Gejala kelainan sistem saraf pusat dapat muncul pada 4-8 hari setelah infeksi kulit
dan memberikan prognosis yang buruk.
10
BAB 3
REFLEKSI KASUS
I. Identitas Pasien
Nama : Ny. K
Usia : 73 tahun
Jenis Kelamin : Perempuan
Alamat : Ambulu, Jember
Pekerjaan : Ibu Rumah Tangga
Suku : Jawa
Agama : Islam
II. Anamnesis
a) Keluhan utama
Nyeri pada paha dengan plentingan berisi cairan
b) Riwayat penyakit sekarang (RPS)
Pasien mengeluh nyeri disertai plentingan berisi air pada daerah paha kiri sejak 5 hari
yang lalu. Plentingan muncul bergerombol di sisi kiri saja. Keluhan disertai gatal dan
panas. Awalnya timbul sedikit dan kecil-kecil lalu menjadi banyak. Pasien mengeluh
tidak enak badan seperti demam, pegal-pegal, dan pusing satu minggu yang lalu. Pasien
menyangkal terdapat riwayat kontak dengan benda yang membuat gatal. Pasien
mempunyai riwayat DM, riwayat alergi disangkal. Riwayat pengobatan baru kali ini
diperiksakan ke dokter kulit.
c) Riwayat penyakit dahulu (RPD)
Pasien tidak ingat pernah menderita Varicella (cacar air) / tidak sebelumnya
d) Riwayat penyakit keluarga (RPK)
Tidak ada keluarga yang memiliki keluhan serupa dengan pasien.
e) Riwayat sosio ekonomi (RSE)
Di sekitar rumah pasien tidak ada yang menderita penyakit serupa. Pasien tinggal di
lingkungan padat penduduk dengan ekonomi menengah ke bawah.
11
III. Pemeriksaan Fisik
KU : cukup
Kes : compos mentis
TD : 120/90 mmHg
HR : 85x/menit
RR : 20x/menit
Tax : 36.6 °C
a) Status generalis
1. Kepala
Mata : konjungtiva anemis -/-, sklera ikterik -/-, refleks pupil +/+
Hidung : deformitas (-), rhinorrhea (-)
Telinga : otorrhea -/-
Leher : pembesaran KGB (-) deviasi trakhea (-)
2. Thorax
Inspeksi : bentuk dada simetris, retraksi dinding dada (-)

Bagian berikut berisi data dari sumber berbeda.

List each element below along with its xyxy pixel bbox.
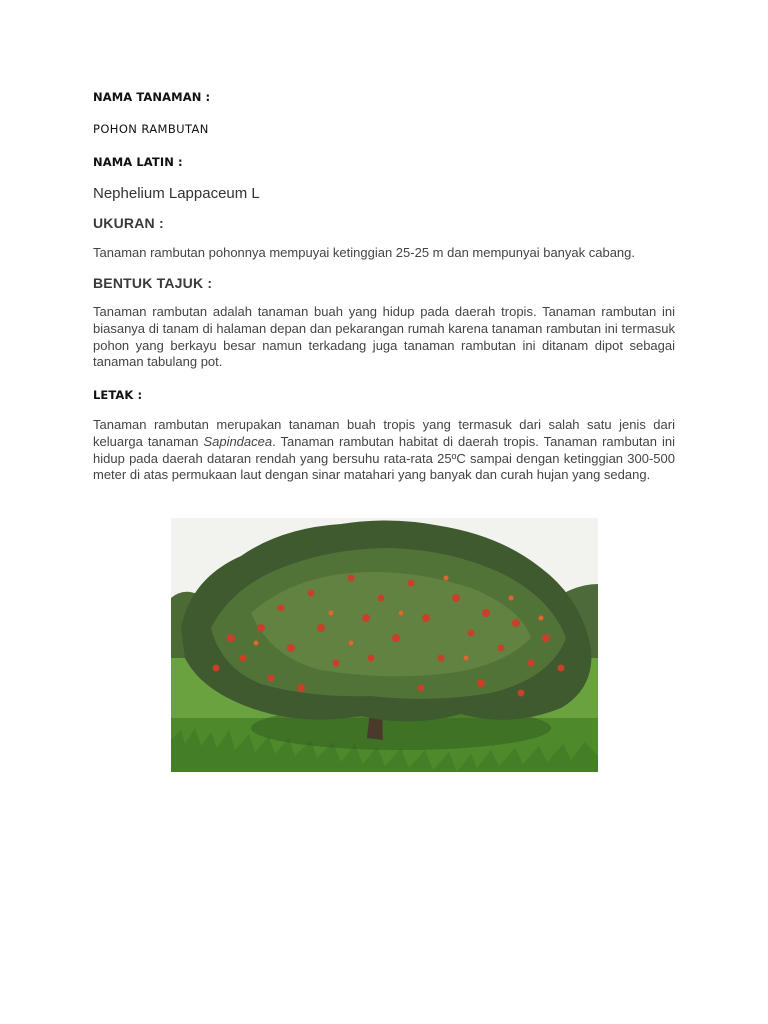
location-text-italic: Sapindacea (203, 433, 273, 449)
crown-heading: BENTUK TAJUK : (93, 275, 213, 291)
plant-name-label: NAMA TANAMAN : (93, 90, 211, 104)
latin-name: Nephelium Lappaceum L (93, 185, 260, 202)
location-text-end: . Tanaman rambutan habitat di daerah tropis. Tanaman rambutan ini hidup pada daerah dataran rendah yang bersuhu rata-rata 25ºC sampai dengan ketinggian 300-500 meter di atas permukaan laut dengan sinar matahari yang banyak dan curah hujan yang sedang. (93, 433, 675, 483)
size-paragraph: Tanaman rambutan pohonnya mempuyai ketinggian 25-25 m dan mempunyai banyak cabang. (93, 245, 636, 260)
location-text-start: Tanaman rambutan merupakan tanaman buah tropis yang termasuk dari salah satu jenis dari keluarga tanaman (93, 417, 675, 449)
rambutan-tree-photo (171, 518, 598, 772)
location-paragraph (93, 417, 675, 484)
location-heading: LETAK : (93, 388, 143, 402)
size-heading: UKURAN : (93, 215, 164, 231)
latin-name-label: NAMA LATIN : (93, 155, 183, 169)
plant-name: POHON RAMBUTAN (93, 122, 209, 136)
crown-paragraph: Tanaman rambutan adalah tanaman buah yang hidup pada daerah tropis. Tanaman rambutan ini biasanya di tanam di halaman depan dan pekarangan rumah karena tanaman rambutan ini termasuk pohon yang berkayu besar namun terkadang juga tanaman rambutan ini ditanam dipot sebagai tanaman tabulang pot. (93, 304, 675, 370)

Palpasi : pergerakan dinding dada simetris
Perkusi : sonor di lapangan paru
Auskultasi :
- Cor : S1S2 tunggal, regular, ekstrasistol (-), murmur (-), gallop (-)
- Pulmo : vesikuler +/+, rhonki -/-, wheezing -/-
3. Abdomen
Inspeksi : flat, distended (-), DC (-) DS (-)
Auskultasi : bising usus (+) normal, metalic sound(-)
Palpasi : soepel, nyeri tekan (-) hepar/lien tidak teraba.
Perkusi : timpani seluruh lapang abdomen.
4. Ekstremitas: akral hangat (+), edema (-) pada ekstremitas atas dan bawah
12
b) Status dermatologis
Lokasi : Regio Paha, bokong, kaki kiri belakang (Ekstremitas Inferior posterior
sinistra)
Efloresensi :
Tampak vesikel multiple, penyebaran unilateral dan segmental disertai krusta dan erosi
setinggi persarafan sacrum 1-2 sinistra
V. Diagnosis Banding
a) Herpes zoster sacrum 1-2 sinistra
b) Dermatitis venentata
VI. Diagnosis
Herpes zoster sacrum 1-2 sinistra
13
VII. Tata Laksana
a) Non farmakologis
Istirahat yang cukup hingga sembuh
Edukasi untuk tidak menyentuh atau menggaruk ruam
Menjaga hygiene tubuh secara keseluruhan untuk mencegah terjadinya infeksi
sekunder
Edukasi untuk rutin meminum obat
Edukasi untuk menghindari kontak dengan non penderita terutamayang belum
pernah terinfeksi VZV untuk meminimalisir risiko penularan
b) Farmakologi
Acyclovir 5x800 mg selama 7 hari
Gabapentin 2x1 mg
Fuson cream
VIII. Prognosis
Quo ad vitam : dubia ad bonam
Quo ad functionam : dubia ad bonam
Quo ad sanationam : dubia ad bonam
Quo ad cosmeticam : dubia ad bonam
14
DAFTAR PUSTAKA
Cohen, J. I. 2013. Herpes zoster. New England Journal of Medicine. 369 (3): 255-
263.
PERDOSKI. 2017. Panduan Praktik Klinis Bagi Dokter Spesialis Kulit dan
Kelamin di Indonesia. Jakarta: PERDOSKI.